The amount of renewable energy accounted for by corporate power purchase agreements (PPAs) has tripled since 2017, with tech firms like Google making big commitments
Technology powerhouses dominated a record year for renewable energy utility contracts bought by corporate institutions in 2019, in which green power purchase agreements (PPAs) rose by 40% on the previous year.
Google alone accounted for 2.7 gigawatts (GW) of clean power procurement throughout the year – making it by far the biggest corporate investor in renewable energy sources.
The likes of Facebook, Amazon and Microsoft were the next largest buyers globally, reflecting the steady climb of corporate sustainability commitments up boardroom agendas.
Power-hungry data centres and campuses operated by these titans of Silicon Valley account for a significant proportion of global energy use, and a commitment to using renewable electricity sources represents an easy win to satisfy environmentally-focused investors and customers.
Renewable energy power purchase agreements have tripled since 2017
Data compiled by BloombergNEF (BNEF) shows more than 100 corporations across 23 countries made clean energy purchase agreements in 2019 to the tune of 19.5GW – up from 13.6GW in 2018 and more than triple 2017 levels.
That is equivalent to more than 10% of all renewable power capacity installed globally last year, with associated projects likely to carry a price tag of $20bn to $30bn.

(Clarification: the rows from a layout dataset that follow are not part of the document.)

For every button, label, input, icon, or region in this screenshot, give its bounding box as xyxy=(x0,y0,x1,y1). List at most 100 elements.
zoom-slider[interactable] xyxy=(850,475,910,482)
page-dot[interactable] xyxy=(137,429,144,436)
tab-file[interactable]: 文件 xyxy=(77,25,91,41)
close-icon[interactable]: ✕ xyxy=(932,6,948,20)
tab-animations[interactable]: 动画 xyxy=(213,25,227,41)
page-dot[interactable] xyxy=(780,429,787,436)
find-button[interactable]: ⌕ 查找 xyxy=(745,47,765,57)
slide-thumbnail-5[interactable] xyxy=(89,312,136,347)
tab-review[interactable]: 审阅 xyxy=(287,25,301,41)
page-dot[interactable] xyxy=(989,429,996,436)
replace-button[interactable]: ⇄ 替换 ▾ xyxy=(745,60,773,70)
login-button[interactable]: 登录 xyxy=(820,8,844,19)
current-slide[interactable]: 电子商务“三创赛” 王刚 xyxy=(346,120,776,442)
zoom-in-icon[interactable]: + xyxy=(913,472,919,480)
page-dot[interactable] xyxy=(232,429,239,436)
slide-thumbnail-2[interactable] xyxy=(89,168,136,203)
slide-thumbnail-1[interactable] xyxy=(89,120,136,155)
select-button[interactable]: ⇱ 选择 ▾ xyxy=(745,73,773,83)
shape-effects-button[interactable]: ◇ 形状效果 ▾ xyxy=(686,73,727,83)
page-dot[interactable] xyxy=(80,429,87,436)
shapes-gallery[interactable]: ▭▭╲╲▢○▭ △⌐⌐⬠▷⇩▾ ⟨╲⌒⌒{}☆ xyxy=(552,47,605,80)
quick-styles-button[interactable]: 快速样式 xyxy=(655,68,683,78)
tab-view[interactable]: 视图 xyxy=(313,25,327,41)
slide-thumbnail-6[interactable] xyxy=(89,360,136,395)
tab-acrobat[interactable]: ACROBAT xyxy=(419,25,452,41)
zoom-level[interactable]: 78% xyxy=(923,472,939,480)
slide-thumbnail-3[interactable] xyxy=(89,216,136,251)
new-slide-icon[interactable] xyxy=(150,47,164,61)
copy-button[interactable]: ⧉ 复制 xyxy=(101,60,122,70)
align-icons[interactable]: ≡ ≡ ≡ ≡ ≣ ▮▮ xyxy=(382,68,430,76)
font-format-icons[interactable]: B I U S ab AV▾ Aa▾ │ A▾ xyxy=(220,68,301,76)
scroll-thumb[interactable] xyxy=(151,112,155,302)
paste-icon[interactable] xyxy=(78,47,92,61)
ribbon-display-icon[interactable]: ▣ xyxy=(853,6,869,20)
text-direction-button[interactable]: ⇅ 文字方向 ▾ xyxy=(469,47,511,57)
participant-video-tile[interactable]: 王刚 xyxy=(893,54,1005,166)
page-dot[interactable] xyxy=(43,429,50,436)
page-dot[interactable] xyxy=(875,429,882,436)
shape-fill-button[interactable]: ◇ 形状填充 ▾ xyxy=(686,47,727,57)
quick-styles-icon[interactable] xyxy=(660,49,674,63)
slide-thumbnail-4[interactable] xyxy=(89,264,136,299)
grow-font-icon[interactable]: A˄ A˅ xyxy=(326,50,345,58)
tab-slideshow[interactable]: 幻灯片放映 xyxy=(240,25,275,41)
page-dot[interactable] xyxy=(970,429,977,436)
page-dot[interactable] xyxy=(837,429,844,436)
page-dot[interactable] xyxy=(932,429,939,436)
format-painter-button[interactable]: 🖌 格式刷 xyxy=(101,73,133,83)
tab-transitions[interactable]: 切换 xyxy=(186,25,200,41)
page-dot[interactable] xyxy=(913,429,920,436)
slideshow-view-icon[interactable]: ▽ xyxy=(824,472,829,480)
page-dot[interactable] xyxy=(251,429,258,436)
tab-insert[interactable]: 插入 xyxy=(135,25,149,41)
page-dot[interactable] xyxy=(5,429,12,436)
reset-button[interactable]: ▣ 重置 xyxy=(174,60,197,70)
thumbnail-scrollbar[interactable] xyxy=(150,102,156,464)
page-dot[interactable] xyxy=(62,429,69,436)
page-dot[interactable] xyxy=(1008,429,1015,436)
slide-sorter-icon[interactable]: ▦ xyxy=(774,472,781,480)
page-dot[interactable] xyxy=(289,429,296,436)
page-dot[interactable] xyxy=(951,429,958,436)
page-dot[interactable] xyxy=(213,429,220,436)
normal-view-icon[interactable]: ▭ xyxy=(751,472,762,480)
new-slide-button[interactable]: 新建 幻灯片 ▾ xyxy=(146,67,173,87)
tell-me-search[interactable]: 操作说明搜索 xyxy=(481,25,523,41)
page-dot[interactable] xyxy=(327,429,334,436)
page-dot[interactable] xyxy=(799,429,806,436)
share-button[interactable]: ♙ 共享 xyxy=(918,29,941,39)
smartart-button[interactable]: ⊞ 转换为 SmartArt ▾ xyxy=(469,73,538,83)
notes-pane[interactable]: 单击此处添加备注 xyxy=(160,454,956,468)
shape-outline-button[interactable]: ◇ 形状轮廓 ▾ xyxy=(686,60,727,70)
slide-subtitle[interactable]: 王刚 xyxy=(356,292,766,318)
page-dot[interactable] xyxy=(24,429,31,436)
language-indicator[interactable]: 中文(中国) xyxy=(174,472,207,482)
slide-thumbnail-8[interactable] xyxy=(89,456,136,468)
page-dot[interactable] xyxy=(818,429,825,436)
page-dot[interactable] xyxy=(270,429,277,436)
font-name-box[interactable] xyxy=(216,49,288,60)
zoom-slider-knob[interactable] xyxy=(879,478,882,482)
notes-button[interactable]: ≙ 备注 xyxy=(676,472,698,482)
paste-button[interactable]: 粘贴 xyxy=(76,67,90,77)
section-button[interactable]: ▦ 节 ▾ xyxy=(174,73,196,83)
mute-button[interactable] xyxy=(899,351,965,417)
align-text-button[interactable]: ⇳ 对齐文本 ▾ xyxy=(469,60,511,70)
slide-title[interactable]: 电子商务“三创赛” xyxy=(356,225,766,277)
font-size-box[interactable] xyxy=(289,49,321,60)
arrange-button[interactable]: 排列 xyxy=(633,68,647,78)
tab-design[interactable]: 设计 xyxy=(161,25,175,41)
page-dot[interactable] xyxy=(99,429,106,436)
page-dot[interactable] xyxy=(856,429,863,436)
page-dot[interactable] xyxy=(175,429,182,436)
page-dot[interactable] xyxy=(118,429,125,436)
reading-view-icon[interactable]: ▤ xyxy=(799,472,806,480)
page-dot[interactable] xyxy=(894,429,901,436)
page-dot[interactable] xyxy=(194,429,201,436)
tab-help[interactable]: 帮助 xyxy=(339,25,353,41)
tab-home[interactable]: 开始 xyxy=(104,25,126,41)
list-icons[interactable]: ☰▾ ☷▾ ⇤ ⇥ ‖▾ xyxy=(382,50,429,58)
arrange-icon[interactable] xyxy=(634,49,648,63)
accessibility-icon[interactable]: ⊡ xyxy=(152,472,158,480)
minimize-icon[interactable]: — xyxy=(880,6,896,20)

BNEF lead sustainability analyst Jonas Rooze said: “Corporations have purchased more than 50GW of clean energy since 2008 – that is bigger than the power generation fleets of markets like Vietnam and Poland.
“These buyers are reshaping power markets and the business models of energy companies around the world.”
Last year, Google signed the largest renewable energy deal in corporate history, revealing contracts to purchase 1.9GW of power from wind and solar projects in six different countries.
And earlier this month, Microsoft announced its own target to purchase exclusively renewable energy by 2025 as part of a wider commitment to becoming a “carbon-negative” business by 2030.
US accounts for majority of corporate clean energy contracts
The US was the top region for corporate PPAs for renewable energy – accounting for 13.6GW of the 2019 total and notably more than the entire value of contracts signed globally in 2018.
In the EMEA region, 2.6GW worth of renewable energy PPAs were signed last year, with countries like Spain, Poland France and Italy joining Nordic regulars Sweden, Norway, Finland and Denmark in making long-term purchase commitments for the first time.
Brazil and Chile were the leading markets in Latin America, where large populations and energy-intensive mining industries under pressure from investors are driving interest in green power purchases.
BNEF sustainability analyst Kyle Harrison said: “The clean energy portfolios of some of the largest corporate buyers rival those of the world’s biggest utilities.
“These companies are facing mounting pressure from investors to decarbonise – clean energy contracts serve as a way to diversify energy spend and reduce susceptibility to the tangible risks associated with climate change.
”Sustainability commitments will ensure that clean energy procurement from corporations continues to thrive. The ball is in the court of utilities, policymakers and investors.
“They will need to meet these buyers in the middle, especially in nascent markets for corporate procurement.”